Bei einem Waldbrand an der andalusischen Küste ist mindestens ein Mensch ums Leben gekommen. Fünf weitere seien verletzt und Tausende in Sicherheit gebracht worden, teilten die andalusischen Behörden gestern mit. Die Feuerwehr hoffte, die seit Dienstag wütenden Brände rasch unter Kontrolle bekommen zu können.

In der Nähe eines von den Flammen zerstörten Hauses sei die verkohlte Leiche eines 78-jährigen Briten gefunden, sagte ein Sprecher der Regionalregierung der Nachrichtenagentur AFP.

Unter den fünf Verletzten befand sich dem Sprecher zufolge ein spanisches Pärchen, das sich schwere Verbrennungen zuzog, als es von den Flammen auf den Hängen des Bezirks Rosario eingekreist wurde. Zudem habe sich eine Mutter mit ihren Kindern im Alter von elf und drei Jahren vor dem Feuer in eine Höhle retten müssen. Die drei hätten sich Prellungen zugezogen und würden mit Sauerstoff behandelt.

Zwölf Kilometer weiter Brand

Der Brand, der sich auf einer Breite von zwölf Kilometern erstreckte, bedrohte neben Marbella vier weitere Gemeinden an der Costa del Sol.
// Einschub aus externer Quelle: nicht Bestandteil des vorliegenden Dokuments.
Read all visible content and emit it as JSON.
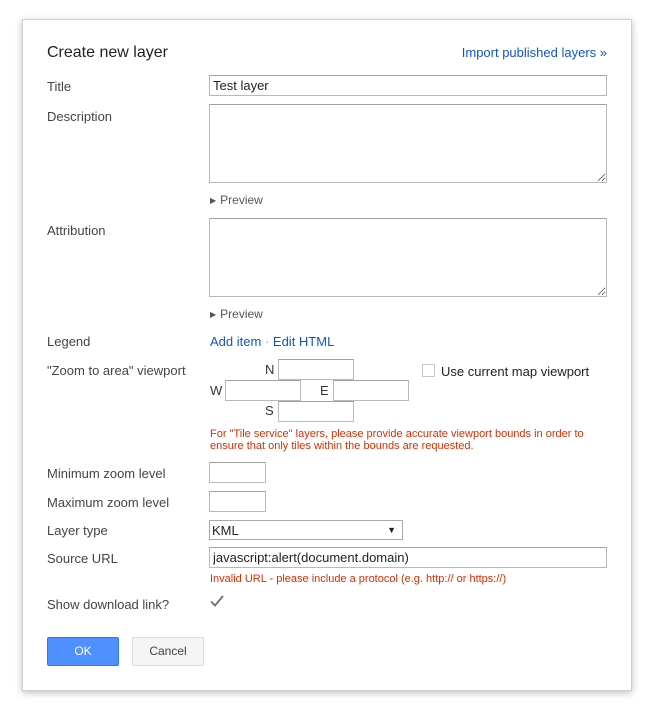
{
  "dialog": {
    "title": "Create new layer",
    "import_link": "Import published layers »"
  },
  "fields": {
    "title_label": "Title",
    "title_value": "Test layer",
    "description_label": "Description",
    "description_value": "",
    "attribution_label": "Attribution",
    "attribution_value": "",
    "preview_label": "Preview",
    "legend_label": "Legend",
    "legend_add_item": "Add item",
    "legend_separator": "·",
    "legend_edit_html": "Edit HTML",
    "viewport_label": "\"Zoom to area\" viewport",
    "viewport_n": "N",
    "viewport_w": "W",
    "viewport_e": "E",
    "viewport_s": "S",
    "viewport_n_value": "",
    "viewport_w_value": "",
    "viewport_e_value": "",
    "viewport_s_value": "",
    "use_current_viewport_label": "Use current map viewport",
    "use_current_viewport_checked": false,
    "tile_service_warning": "For \"Tile service\" layers, please provide accurate viewport bounds in order to ensure that only tiles within the bounds are requested.",
    "min_zoom_label": "Minimum zoom level",
    "min_zoom_value": "",
    "max_zoom_label": "Maximum zoom level",
    "max_zoom_value": "",
    "layer_type_label": "Layer type",
    "layer_type_value": "KML",
    "source_url_label": "Source URL",
    "source_url_value": "javascript:alert(document.domain)",
    "source_url_error": "Invalid URL - please include a protocol (e.g. http:// or https://)",
    "show_download_label": "Show download link?",
    "show_download_checked": true
  },
  "buttons": {
    "ok_label": "OK",
    "cancel_label": "Cancel"
  },
  "icons": {
    "preview_triangle": "triangle-right-icon",
    "dropdown_arrow": "triangle-down-icon",
    "checkmark": "checkmark-icon"
  },
  "colors": {
    "link": "#1155cc",
    "warning": "#dd2c00",
    "ok_button": "#4d90fe"
  }
}
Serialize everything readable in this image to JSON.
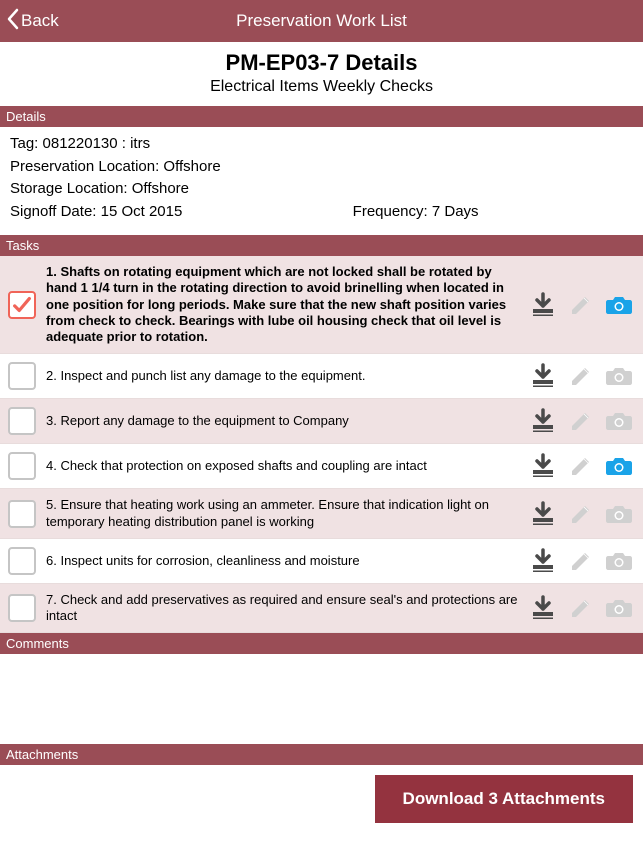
{
  "nav": {
    "back_label": "Back",
    "title": "Preservation Work List"
  },
  "header": {
    "title": "PM-EP03-7 Details",
    "subtitle": "Electrical Items Weekly Checks"
  },
  "sections": {
    "details": "Details",
    "tasks": "Tasks",
    "comments": "Comments",
    "attachments": "Attachments"
  },
  "details": {
    "tag": "Tag: 081220130 : itrs",
    "preservation_location": "Preservation Location: Offshore",
    "storage_location": "Storage Location: Offshore",
    "signoff_date": "Signoff Date: 15 Oct 2015",
    "frequency": "Frequency: 7 Days"
  },
  "tasks": [
    {
      "text": "1. Shafts on rotating equipment which are not locked shall be rotated  by hand 1 1/4 turn in the rotating direction to avoid brinelling when located in one position for long periods. Make sure that the new shaft position varies from check to check. Bearings with lube oil housing check that oil level is adequate prior to rotation.",
      "checked": true,
      "bold": true,
      "camera_active": true,
      "shaded": true
    },
    {
      "text": "2. Inspect and punch list any damage to the equipment.",
      "checked": false,
      "bold": false,
      "camera_active": false,
      "shaded": false
    },
    {
      "text": "3. Report any damage to the equipment to Company",
      "checked": false,
      "bold": false,
      "camera_active": false,
      "shaded": true
    },
    {
      "text": "4. Check that protection on exposed shafts and coupling are intact",
      "checked": false,
      "bold": false,
      "camera_active": true,
      "shaded": false
    },
    {
      "text": "5. Ensure that heating work using an ammeter. Ensure that indication light on temporary heating distribution panel is working",
      "checked": false,
      "bold": false,
      "camera_active": false,
      "shaded": true
    },
    {
      "text": "6. Inspect units for corrosion, cleanliness and moisture",
      "checked": false,
      "bold": false,
      "camera_active": false,
      "shaded": false
    },
    {
      "text": "7. Check and add preservatives as required and ensure seal's and protections are intact",
      "checked": false,
      "bold": false,
      "camera_active": false,
      "shaded": true
    }
  ],
  "footer": {
    "download_label": "Download 3 Attachments"
  },
  "colors": {
    "accent": "#9a4d56",
    "button_accent": "#94333f",
    "check_accent": "#f06458",
    "camera_active": "#1aa3e8",
    "icon_dark": "#4a4a4a",
    "icon_muted": "#d0d0d0"
  }
}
Das Feuer habe sich dem Stadtzentrum des Ortes Ojen auf ein paar hundert Meter genähert, sei aber von der Feuerwehr zurückgedrängt worden, sagte der Präsident der Region Malaga, Elias Bendodo. Die gesamte Ortschaft sei evakuiert worden.
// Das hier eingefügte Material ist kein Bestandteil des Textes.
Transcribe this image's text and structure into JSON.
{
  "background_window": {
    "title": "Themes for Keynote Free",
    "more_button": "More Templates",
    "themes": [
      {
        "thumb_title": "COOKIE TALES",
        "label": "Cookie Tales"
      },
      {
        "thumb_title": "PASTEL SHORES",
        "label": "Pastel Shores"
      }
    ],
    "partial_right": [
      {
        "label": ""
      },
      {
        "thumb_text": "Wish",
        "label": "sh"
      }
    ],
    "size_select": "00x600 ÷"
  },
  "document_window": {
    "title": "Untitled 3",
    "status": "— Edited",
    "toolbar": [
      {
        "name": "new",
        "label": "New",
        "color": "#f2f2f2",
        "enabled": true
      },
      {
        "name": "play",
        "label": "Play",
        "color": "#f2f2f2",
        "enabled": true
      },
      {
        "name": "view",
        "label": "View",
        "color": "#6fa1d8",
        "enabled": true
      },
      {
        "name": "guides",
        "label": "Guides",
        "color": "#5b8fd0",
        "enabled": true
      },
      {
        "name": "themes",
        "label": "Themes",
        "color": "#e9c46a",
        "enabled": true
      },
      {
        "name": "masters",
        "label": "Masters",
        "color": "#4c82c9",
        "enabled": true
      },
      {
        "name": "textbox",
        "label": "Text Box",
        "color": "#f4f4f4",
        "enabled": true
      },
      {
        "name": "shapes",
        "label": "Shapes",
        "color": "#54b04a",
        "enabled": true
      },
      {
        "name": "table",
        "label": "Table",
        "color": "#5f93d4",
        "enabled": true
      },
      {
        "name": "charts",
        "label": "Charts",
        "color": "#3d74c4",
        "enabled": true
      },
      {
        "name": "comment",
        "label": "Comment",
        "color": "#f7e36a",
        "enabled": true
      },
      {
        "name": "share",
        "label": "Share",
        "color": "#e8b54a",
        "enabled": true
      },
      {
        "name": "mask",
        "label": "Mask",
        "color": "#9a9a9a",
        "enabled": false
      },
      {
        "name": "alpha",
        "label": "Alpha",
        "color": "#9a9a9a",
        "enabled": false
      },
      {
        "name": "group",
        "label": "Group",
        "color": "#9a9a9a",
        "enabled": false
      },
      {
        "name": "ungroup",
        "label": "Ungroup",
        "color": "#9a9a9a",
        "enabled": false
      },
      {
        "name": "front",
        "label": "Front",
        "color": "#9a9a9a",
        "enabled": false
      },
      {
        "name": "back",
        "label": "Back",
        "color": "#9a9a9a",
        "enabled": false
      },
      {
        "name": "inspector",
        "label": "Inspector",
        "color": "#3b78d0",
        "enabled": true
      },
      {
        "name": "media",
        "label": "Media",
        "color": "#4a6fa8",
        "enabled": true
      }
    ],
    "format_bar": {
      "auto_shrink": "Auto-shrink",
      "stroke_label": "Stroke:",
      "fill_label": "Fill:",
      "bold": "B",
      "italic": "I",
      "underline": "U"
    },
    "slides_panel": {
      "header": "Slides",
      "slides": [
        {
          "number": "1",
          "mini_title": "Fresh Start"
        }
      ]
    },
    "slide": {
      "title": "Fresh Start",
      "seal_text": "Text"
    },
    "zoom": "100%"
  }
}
Insgesamt seien Tausende Menschen vorsichtshalber in Sicherheit gebracht worden. Eine genaue Zahl konnte Bendodo nicht nennen. Spanische Medien schätzen, dass es sich um 4.000 bis 5.000 Menschen handelt. In einer Sporthalle in der Stadt Marbella waren allein 400 Menschen untergebracht.